From nobody Thu Sep 18 10:16:02 2025
Return-Path: <linux-kernel-owner@kernel.org>
X-Spam-Checker-Version: SpamAssassin 3.4.0 (2014-02-07) on
	aws-us-west-2-korg-lkml-1.web.codeaurora.org
Received: from vger.kernel.org (vger.kernel.org [23.128.96.18])
	by smtp.lore.kernel.org (Postfix) with ESMTP id A4137C352A1
	for <linux-kernel@archiver.kernel.org>; Wed,  7 Dec 2022 09:40:06 +0000 (UTC)
Received: (majordomo@vger.kernel.org) by vger.kernel.org via listexpand
        id S229479AbiLGJkF (ORCPT <rfc822;linux-kernel@archiver.kernel.org>);
        Wed, 7 Dec 2022 04:40:05 -0500
Received: from lindbergh.monkeyblade.net ([23.128.96.19]:50136 "EHLO
        lindbergh.monkeyblade.net" rhost-flags-OK-OK-OK-OK) by vger.kernel.org
        with ESMTP id S229901AbiLGJjx (ORCPT
        <rfc822;linux-kernel@vger.kernel.org>);
        Wed, 7 Dec 2022 04:39:53 -0500
Received: from szxga03-in.huawei.com (szxga03-in.huawei.com [45.249.212.189])
        by lindbergh.monkeyblade.net (Postfix) with ESMTPS id BC1093A7;
        Wed,  7 Dec 2022 01:39:51 -0800 (PST)
Received: from kwepemi500015.china.huawei.com (unknown [172.30.72.54])
        by szxga03-in.huawei.com (SkyGuard) with ESMTP id 4NRsc31fdbzJp8c;
        Wed,  7 Dec 2022 17:36:19 +0800 (CST)
Received: from huawei.com (10.175.124.27) by kwepemi500015.china.huawei.com
 (7.221.188.92) with Microsoft SMTP Server (version=TLS1_2,
 cipher=TLS_ECDHE_RSA_WITH_AES_128_GCM_SHA256) id 15.1.2375.31; Wed, 7 Dec
 2022 17:39:15 +0800
From: Lv Ying <lvying6@huawei.com>
To: <rafael@kernel.org>, <lenb@kernel.org>, <james.morse@arm.com>,
        <tony.luck@intel.com>, <bp@alien8.de>, <naoya.horiguchi@nec.com>,
        <linmiaohe@huawei.com>, <akpm@linux-foundation.org>,
        <xueshuai@linux.alibaba.com>, <ashish.kalra@amd.com>
CC: <xiezhipeng1@huawei.com>, <wangkefeng.wang@huawei.com>,
        <xiexiuqi@huawei.com>, <tanxiaofei@huawei.com>,
        <lvying6@huawei.com>, <linux-acpi@vger.kernel.org>,
        <linux-kernel@vger.kernel.org>, <linux-mm@kvack.org>
Subject: [RFC PATCH v1 1/2] ACPI: APEI: Make memory_failure() triggered by
 synchronization errors execute in the current context
Date: Wed, 7 Dec 2022 17:39:34 +0800
Message-ID: <20221207093935.1972530-2-lvying6@huawei.com>
X-Mailer: git-send-email 2.36.1
In-Reply-To: <20221207093935.1972530-1-lvying6@huawei.com>
References: <20221207093935.1972530-1-lvying6@huawei.com>
MIME-Version: 1.0
Content-Transfer-Encoding: quoted-printable
X-Originating-IP: [10.175.124.27]
X-ClientProxiedBy: dggems704-chm.china.huawei.com (10.3.19.181) To
 kwepemi500015.china.huawei.com (7.221.188.92)
X-CFilter-Loop: Reflected
Precedence: bulk
List-ID: <linux-kernel.vger.kernel.org>
X-Mailing-List: linux-kernel@vger.kernel.org
Content-Type: text/plain; charset="utf-8"

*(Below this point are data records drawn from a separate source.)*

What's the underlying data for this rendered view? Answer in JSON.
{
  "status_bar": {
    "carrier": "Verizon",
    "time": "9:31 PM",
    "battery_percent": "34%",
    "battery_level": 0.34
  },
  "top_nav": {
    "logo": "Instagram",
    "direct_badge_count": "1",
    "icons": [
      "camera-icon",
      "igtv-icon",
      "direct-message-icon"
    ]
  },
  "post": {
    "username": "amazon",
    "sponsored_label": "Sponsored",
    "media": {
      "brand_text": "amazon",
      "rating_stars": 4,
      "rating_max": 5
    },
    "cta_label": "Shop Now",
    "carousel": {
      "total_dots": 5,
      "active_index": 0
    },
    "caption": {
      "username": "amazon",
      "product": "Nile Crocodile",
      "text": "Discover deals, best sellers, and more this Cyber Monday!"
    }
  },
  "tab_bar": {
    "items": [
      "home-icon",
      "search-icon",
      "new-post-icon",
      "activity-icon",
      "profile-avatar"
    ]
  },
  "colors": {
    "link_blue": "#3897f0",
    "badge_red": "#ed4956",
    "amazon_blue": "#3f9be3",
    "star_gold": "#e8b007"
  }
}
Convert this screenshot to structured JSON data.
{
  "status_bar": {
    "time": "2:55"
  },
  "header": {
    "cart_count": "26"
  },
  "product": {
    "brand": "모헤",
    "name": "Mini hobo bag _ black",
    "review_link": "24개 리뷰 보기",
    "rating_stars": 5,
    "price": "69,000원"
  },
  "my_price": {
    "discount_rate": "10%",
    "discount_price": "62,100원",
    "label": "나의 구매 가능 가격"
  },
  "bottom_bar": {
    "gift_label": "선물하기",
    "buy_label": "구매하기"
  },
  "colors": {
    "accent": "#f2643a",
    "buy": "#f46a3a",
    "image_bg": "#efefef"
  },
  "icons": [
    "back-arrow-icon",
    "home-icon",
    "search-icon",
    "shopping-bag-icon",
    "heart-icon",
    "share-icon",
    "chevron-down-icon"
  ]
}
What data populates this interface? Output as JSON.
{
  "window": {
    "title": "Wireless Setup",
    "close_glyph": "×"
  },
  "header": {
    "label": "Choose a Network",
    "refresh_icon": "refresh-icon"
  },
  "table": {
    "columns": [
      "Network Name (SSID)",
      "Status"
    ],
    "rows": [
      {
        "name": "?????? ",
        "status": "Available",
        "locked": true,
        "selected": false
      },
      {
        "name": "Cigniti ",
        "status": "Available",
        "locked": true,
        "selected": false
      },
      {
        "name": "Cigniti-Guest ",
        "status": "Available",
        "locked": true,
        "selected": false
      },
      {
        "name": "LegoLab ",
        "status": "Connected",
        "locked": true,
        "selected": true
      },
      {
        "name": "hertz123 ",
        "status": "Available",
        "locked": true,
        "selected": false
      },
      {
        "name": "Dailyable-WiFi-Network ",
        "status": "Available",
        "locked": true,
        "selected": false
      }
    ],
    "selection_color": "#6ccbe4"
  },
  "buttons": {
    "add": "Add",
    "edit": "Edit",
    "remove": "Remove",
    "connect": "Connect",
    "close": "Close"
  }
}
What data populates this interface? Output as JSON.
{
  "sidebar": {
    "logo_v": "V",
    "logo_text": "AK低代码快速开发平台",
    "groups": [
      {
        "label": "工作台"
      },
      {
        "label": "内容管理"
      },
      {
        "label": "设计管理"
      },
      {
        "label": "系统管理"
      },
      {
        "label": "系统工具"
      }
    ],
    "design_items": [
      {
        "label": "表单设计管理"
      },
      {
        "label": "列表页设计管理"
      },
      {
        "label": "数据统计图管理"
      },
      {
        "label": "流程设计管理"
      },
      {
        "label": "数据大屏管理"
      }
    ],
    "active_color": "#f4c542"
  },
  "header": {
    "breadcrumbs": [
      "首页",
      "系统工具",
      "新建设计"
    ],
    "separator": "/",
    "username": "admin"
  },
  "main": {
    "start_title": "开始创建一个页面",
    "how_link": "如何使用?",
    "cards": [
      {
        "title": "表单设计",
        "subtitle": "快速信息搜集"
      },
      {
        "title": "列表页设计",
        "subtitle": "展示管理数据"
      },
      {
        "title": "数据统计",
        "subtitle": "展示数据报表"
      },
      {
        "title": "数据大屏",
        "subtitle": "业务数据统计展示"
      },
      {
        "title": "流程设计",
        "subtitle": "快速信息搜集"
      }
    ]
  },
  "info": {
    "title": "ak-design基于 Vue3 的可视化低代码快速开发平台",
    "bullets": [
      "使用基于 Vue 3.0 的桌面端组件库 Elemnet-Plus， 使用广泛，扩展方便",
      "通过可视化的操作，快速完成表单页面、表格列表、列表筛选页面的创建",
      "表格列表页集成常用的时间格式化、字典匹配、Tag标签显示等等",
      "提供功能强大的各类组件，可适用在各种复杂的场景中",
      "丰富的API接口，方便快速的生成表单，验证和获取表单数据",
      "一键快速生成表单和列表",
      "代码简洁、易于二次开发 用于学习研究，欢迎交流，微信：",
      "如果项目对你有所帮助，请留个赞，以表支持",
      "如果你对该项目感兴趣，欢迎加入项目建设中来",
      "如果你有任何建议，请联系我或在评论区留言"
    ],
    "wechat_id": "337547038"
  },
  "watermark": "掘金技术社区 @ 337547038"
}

The memory uncorrected error which is detected by an external component and
notified via an IRQ, can be called asynchronization error. If an error is
detected as a result of user-space process accessing a corrupt memory
location, the CPU may take an abort. On arm64 this is a
'synchronous external abort', and on a firmware first system it is notified
via NOTIFY_SEA, this can be called synchronization error.

Currently, synchronization error and asynchronization error both use
memory_failure_queue to schedule memory_failure() exectute in kworker
context. Commit 7f17b4a121d0 ("ACPI: APEI: Kick the memory_failure() queue
for synchronous errors") make task_work pending to flush out the queue,
cancel_work_sync() in memory_failure_queue_kick() will make
memory_failure() exectute in kworker context first which will get
synchronization error info from kfifo, so task_work later will get nothing
from kfifo which doesn't work as expected. Even worse, synchronization
error notification has NMI like properties, (it can interrupt IRQ-masked
code), task_work may get wrong kfifo entry from interrupted
asynchronization error which is notified by IRQ.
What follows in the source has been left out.